Eidophor projectors, used in the 1950s, were the first digital projectors. They used an oily surface in a rotating disk with light shining through it and employed an electron beam to disrupt the oil in a very precise manner. Although Eidophor projectors were a very primitive form of projector, they were nonetheless capable of producing color images. In the wake of much simpler, cheaper, and higher-fidelity devices, however, Eidophor projectors are no longer used.
Cathode Ray Tube (CRT) digital projectors operate along the same general principles as a CRT television set. There are three main configurations for CRT projectors: the projector may have one RGB (red, green and blue) color tube with a single lens, one black-and-white tube with a rotating color wheel, or three RGB color tubes with three lenses. In all of these configurations, an image is produced at a relatively small size ranging from six to twelve inches (15-30 cm), and then magnified with a lens onto a large screen. These devices are quite bulky and heavy, making them suitable primarily for fixed locations.
Liquid Crystal Display (LCD) digital projectors are much lighter and more portable than their CRT cousins, making them widely popular. With the advent of new LCD technologies, digital projectors have been developed which have very clear and crisp fidelity even at large projection sizes. The LCDs used in these machines are approximately the size of a small color slide, and in fact the projectors operate very much like a traditional slide projector. The main difference is that the slide is constantly changing.

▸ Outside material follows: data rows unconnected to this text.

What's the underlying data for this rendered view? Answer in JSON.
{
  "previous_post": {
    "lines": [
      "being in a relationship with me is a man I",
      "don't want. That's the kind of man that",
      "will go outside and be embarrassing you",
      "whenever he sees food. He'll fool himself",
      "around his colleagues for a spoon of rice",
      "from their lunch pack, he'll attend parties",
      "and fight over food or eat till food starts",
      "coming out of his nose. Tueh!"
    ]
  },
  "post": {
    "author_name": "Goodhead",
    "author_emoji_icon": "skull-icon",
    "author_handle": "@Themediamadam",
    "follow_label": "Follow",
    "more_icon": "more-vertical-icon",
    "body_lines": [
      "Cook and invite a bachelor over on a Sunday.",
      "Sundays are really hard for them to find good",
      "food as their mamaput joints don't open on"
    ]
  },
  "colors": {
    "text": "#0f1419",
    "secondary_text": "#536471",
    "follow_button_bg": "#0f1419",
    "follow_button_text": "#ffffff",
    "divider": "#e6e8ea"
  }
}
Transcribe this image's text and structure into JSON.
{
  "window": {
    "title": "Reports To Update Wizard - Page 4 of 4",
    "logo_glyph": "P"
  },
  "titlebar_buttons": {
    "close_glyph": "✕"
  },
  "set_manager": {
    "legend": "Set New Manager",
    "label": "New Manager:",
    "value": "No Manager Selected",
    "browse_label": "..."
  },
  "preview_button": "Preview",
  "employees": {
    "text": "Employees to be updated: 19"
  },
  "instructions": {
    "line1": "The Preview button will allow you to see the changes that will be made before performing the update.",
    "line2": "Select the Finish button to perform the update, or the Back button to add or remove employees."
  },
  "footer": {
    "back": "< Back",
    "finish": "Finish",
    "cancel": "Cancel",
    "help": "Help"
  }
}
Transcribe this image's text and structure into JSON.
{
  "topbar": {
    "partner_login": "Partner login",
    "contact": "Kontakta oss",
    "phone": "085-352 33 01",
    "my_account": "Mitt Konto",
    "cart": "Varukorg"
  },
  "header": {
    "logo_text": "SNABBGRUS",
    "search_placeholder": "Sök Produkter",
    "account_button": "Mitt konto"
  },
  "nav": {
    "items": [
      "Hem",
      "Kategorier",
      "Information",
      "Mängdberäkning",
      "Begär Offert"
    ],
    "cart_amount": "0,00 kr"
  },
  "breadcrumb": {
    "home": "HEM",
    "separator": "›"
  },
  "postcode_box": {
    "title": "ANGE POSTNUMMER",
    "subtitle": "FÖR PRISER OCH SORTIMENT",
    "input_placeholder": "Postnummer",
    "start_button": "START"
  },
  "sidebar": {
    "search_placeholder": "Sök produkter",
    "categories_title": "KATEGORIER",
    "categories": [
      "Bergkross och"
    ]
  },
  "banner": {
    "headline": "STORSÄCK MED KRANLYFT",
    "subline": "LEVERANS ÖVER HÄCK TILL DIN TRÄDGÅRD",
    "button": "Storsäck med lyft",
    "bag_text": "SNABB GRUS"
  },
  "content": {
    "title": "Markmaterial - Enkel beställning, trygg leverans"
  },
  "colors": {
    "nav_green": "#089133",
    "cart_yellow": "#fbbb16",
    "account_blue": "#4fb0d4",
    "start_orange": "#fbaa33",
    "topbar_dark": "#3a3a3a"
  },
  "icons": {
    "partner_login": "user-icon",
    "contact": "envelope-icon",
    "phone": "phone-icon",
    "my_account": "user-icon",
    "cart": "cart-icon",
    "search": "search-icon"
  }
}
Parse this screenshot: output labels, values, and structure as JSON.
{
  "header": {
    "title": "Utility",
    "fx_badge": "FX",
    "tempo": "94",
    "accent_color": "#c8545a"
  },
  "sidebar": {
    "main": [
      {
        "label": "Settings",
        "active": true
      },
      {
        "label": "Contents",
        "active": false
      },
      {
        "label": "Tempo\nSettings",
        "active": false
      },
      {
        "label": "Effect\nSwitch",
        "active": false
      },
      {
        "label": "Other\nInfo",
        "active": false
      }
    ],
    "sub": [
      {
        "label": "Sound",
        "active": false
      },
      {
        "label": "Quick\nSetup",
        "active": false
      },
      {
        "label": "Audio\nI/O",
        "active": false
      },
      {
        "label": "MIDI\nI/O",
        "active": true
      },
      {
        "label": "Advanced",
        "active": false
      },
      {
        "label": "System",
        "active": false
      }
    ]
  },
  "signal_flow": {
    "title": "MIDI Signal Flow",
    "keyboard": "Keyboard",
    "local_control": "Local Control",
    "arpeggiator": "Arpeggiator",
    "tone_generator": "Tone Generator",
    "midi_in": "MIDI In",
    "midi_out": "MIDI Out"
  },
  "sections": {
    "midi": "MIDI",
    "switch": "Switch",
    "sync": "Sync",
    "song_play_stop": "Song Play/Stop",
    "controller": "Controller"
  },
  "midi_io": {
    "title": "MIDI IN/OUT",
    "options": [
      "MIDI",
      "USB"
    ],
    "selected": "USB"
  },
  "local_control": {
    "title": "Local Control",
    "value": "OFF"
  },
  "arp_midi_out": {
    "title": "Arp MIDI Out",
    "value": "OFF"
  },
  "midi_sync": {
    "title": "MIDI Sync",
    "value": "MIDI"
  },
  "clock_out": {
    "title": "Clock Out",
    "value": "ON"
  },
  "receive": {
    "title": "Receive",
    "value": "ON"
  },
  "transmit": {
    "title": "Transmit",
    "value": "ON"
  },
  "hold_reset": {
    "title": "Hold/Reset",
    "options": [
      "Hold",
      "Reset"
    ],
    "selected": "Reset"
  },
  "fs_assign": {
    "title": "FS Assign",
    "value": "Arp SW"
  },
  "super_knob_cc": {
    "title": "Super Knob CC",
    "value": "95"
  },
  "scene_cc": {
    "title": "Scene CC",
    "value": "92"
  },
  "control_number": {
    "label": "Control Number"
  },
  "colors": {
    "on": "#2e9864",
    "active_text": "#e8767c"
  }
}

Both CRT and LCD projectors are known as transmittive projectors, meaning that light shines through the image to project it. There is another class of digital projectors, however, known as reflective projectors, which provide a much higher quality of image.
Texas Instruments produces the chip for the only currently viable reflective digital projector using a technology known as DLP (Digital Light Processing). These have an array of tiny mirrors, one for each pixel. As these mirrors reposition themselves to either place light on the screen or not, they produce shading which creates the illusion of a complete image. DLP technology is used in theatres as they make the transition to digital projectors, due to its extremely high quality and fidelity and its lack of pixilation even at high image sizes.
When setting up a digital projector at home, choosing a great backdrop is important for the quality of your picture. While you can just use a white wall, professional screens offer beautiful quality, though they can be quite pricey.
I would recommend making your own screen for your digital projector. All you need is some 53 inch white seamless paper, the kind that photographers use for backdrops, some wood for your frame as well as brackets, and lastly some velveteen fabric to cover the frame.
Make the frame first, then lay the white paper on the back and staple it in place. Voila! You have a cheap and easy to make projection screen.
Getting a digital projector for your home can really make movie nights a lot more impressive. There are new versions coming out that are getting more affordable, and while some would argue that traditional large screen TVs are the way to go, I think having a digital projector is a unique way to show movies at home.
There are a lot of these coming out that now offer HDMI ports and 3D technology. For those who love gaming, you could potentially hook up your system to a projector and play your game on a truly huge display.
I think people should give a digital projector a try, but as a word of caution, you get what you pay for.